1. Field of Invention
The present invention relates generally to the field of well servicing of oil and gas wells, and more particularly to methods and systems useful in well servicing operations such as well stimulation.
2. Related Art
The production of hydrocarbon from reservoirs requires permanently installed wellbores in the ground composed of a multiplicity of largely tubular structures referred to as the wellbore completion. Increasing the production of hydrocarbon typically requires the pumping of a fluid down the wellbore and into the reservoir. Some fluids are designed to increase the flow of hydrocarbon, others impede the flow of water or build-up of scale. Measurements may be made of fluid flow-rate, pressure, etc, at the surface to optimize the treatment. This monitoring operation is non-trivial, however, because the fluids are typically highly non-Newtonian with pressure-drops along the completion that are difficult to determine in advance. The stimulation fluid may include solid particles, such as proppant, which further complicates the monitoring and job optimization.
Solutions to provide a more advanced monitoring capability are known in the industry. For example, a spoolable metallic tube may be run into the well, with the stimulation fluid pumped around that tube. In that case the downhole pressure may be inferred from a pressure measurement made in the interior of the tube. With no fluid flowing down the tube, this inference is relatively simple. Such a tube is often referred to as a “dead-string”. Spoolable tubes known in the industry are typically brought to the rig already coiled around a drum that is mounted onto a large truck. This coiled tubing may vary from 0.25″ to bigger than 3.0″ in diameter. An advantage of the larger size tubing is that cable may be pumped into that coiled tubing before the job, sensors may be attached to the distal end of that cable, and then when the coiled tubing is run into the ground, those sensors may transmit downhole data to the surface. Another advantage of the larger tubing is that it may be possible to pump fluid down the tubing even with the cable in the tubing. Such a system need not be limited to reservoir stimulation but may be used for general wellbore treatments as has been disclosed in, for example, U.S. Pub. Pat. App. No. 20050126777, published Jun. 16, 2005. Traditional cables used in the industry consist of a multiplicity of electrical lines, but more recently optical fibers have been added. These provide higher data rates, but also introduce the possibility of distributed sensing, wherein the cable itself becomes the sensor. Such a system has been disclosed, for example, in U.S. Pub. Pat. App. No. 20040129418, published Jul. 8, 2004.

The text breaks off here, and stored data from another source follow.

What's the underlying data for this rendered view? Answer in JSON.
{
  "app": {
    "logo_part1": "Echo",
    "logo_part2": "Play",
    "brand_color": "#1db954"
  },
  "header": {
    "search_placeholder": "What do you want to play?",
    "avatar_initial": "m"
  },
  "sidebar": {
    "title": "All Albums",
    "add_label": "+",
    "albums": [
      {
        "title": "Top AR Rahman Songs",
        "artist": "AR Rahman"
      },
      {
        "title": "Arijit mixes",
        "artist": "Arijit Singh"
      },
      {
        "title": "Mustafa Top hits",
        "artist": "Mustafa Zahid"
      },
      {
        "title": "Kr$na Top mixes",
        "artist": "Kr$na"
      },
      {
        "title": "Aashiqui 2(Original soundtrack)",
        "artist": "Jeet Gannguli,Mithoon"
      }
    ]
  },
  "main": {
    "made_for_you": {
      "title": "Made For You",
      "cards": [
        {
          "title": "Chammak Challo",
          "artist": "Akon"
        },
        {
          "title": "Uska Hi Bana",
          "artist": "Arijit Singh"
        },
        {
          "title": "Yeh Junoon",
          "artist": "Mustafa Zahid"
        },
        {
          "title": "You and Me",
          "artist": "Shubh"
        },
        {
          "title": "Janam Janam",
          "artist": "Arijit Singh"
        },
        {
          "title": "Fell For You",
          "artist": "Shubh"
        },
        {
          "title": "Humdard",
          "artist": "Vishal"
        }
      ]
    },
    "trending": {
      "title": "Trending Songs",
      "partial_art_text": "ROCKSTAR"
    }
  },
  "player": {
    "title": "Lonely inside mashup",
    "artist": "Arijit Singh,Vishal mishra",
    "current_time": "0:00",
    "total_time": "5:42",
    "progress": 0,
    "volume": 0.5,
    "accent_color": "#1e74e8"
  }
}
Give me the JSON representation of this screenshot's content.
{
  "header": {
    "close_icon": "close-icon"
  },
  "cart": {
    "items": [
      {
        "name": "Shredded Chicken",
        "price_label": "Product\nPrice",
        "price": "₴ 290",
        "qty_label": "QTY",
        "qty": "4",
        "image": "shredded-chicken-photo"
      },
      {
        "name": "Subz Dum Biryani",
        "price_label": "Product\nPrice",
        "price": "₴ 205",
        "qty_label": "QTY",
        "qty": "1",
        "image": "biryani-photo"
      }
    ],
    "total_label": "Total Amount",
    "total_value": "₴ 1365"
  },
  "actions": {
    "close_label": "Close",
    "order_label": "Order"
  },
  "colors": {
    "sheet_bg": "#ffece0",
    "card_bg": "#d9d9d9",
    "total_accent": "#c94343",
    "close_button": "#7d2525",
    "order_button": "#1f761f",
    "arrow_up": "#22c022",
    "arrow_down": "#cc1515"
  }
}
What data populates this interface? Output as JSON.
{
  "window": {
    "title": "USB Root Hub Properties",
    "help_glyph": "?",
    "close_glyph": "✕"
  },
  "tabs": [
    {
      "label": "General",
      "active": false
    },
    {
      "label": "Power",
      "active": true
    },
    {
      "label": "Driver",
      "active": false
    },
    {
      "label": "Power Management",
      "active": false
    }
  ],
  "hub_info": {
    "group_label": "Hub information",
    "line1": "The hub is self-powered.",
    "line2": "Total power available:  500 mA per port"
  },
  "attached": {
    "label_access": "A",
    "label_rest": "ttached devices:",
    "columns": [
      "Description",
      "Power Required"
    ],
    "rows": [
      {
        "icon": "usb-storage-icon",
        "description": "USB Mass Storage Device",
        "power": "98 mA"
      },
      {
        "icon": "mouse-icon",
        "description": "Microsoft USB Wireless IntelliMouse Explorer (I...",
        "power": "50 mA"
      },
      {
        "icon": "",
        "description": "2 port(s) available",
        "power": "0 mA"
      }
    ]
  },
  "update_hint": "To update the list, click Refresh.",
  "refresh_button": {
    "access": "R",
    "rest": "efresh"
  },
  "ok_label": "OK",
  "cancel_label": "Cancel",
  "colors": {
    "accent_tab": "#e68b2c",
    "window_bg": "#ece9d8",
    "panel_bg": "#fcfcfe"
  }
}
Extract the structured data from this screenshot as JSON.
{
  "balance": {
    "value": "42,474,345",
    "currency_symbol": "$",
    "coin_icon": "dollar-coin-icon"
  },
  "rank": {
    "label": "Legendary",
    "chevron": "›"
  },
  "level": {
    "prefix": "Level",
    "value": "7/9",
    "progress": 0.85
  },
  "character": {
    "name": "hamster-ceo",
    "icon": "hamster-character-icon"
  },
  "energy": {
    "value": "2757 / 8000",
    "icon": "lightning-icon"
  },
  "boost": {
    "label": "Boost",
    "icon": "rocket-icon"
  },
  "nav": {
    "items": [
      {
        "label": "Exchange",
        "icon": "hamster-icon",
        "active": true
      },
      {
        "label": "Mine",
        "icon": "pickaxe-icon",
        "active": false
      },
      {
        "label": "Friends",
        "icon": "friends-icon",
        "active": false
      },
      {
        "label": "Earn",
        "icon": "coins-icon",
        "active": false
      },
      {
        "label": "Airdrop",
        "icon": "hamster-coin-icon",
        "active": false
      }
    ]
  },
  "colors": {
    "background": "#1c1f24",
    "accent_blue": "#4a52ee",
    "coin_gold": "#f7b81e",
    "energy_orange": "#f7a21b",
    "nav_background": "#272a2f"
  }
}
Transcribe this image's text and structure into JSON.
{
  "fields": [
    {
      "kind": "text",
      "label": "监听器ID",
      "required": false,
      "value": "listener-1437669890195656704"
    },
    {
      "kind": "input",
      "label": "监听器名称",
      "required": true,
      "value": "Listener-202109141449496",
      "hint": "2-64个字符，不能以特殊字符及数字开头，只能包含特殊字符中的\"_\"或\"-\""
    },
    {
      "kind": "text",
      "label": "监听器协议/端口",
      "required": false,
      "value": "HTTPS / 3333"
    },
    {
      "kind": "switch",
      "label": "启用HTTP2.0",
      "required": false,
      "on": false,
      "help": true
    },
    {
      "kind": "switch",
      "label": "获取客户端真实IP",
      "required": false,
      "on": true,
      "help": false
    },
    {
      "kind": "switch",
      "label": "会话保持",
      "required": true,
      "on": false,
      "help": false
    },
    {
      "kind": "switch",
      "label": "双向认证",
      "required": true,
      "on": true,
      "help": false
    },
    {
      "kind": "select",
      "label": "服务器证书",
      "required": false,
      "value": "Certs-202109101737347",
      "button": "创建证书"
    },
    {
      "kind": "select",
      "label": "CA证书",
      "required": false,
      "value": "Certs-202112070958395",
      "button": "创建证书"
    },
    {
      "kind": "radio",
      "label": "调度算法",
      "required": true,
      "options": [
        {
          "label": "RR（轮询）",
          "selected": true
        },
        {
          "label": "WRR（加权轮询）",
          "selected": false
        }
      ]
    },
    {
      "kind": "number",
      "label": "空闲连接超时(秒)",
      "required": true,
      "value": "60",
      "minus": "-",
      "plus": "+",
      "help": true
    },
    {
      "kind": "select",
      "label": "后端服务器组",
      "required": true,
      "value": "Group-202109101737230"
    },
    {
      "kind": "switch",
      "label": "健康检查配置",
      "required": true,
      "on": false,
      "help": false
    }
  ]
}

Unfortunately, there may be disadvantages to having the coiled tubing in the wellbore during the stimulation treatment. The annular space around the tubing may be less than one or two inches, which increases the friction pressure when the fluid is pumped and so increases the surface horsepower required to do the job, compared with pumping straight into the wellbore—a process known as bull-heading. Abrasive and corrosive fluids are often needed to optimize the subsequent hydrocarbon flow. These fluids may also damage the coiled tubing leading to high maintenance costs for the service. Another disadvantage is the large apparatus needed to convey the coiled tubing into the wellbore such as disclosed, for example in U.S. Pat. No. 6,273,188. In particular, to avoid crushing the coiled tubing, a large injection apparatus is required to provide the axial conveyance force into, and out of, the wellbore as disclosed, for example, in U.S. Pat. No. 4,585,061 “Apparatus for inserting and withdrawing coiled tubing with respect to a well” by Lyons et al. In many cases, the cost of such systems may be prohibitive compared to the benefit of the real-time downhole data, so the industry has come to accept taking surface measurements and making inferences of the downhole state.
U.S. Pub. Pat. App. No. 20050263281, published Dec. 1, 2005, discloses applications of real-time downhole data to stimulation operations, but presupposes that the optical fiber is first contained inside a tubular, and the tubular then run into the well. U.S. Pub. Pat. App. No. 20050236161, published Oct. 27, 2005, discloses pumping a fluid into a tubular and deploying a fiber optic tube into the tubular by propelling it in the flow of the pumped fluid. This document also discusses a method of communicating in a wellbore using a fiber optic tube disposed within a wellbore tubular. In certain embodiments, this communication may be combined with a wireless communication system at the surface. In certain embodiments, the tubular may be coiled tubing and the fiber optic tube may be deployed in the coiled tubing while the tubing is spooled on a reel or while the tubing is deployed in a wellbore. As used in this reference the phrases “fiber optic tube” and “fiber optic tether” are used to identify the combination of an optical fiber or multiple optical fibers disposed in a duct. The term “fiber optic cable” refers to a cable, wire, wireline or slickline that comprises one or more optical fibers.
It would be a revolutionary advance in the art if methods and systems could be devised that allow collection of downhole data during a stimulation or other wellbore treatment operation, but which do not require ancillary apparatus to inject or remove coiled tubing or other tubular from the wellbore.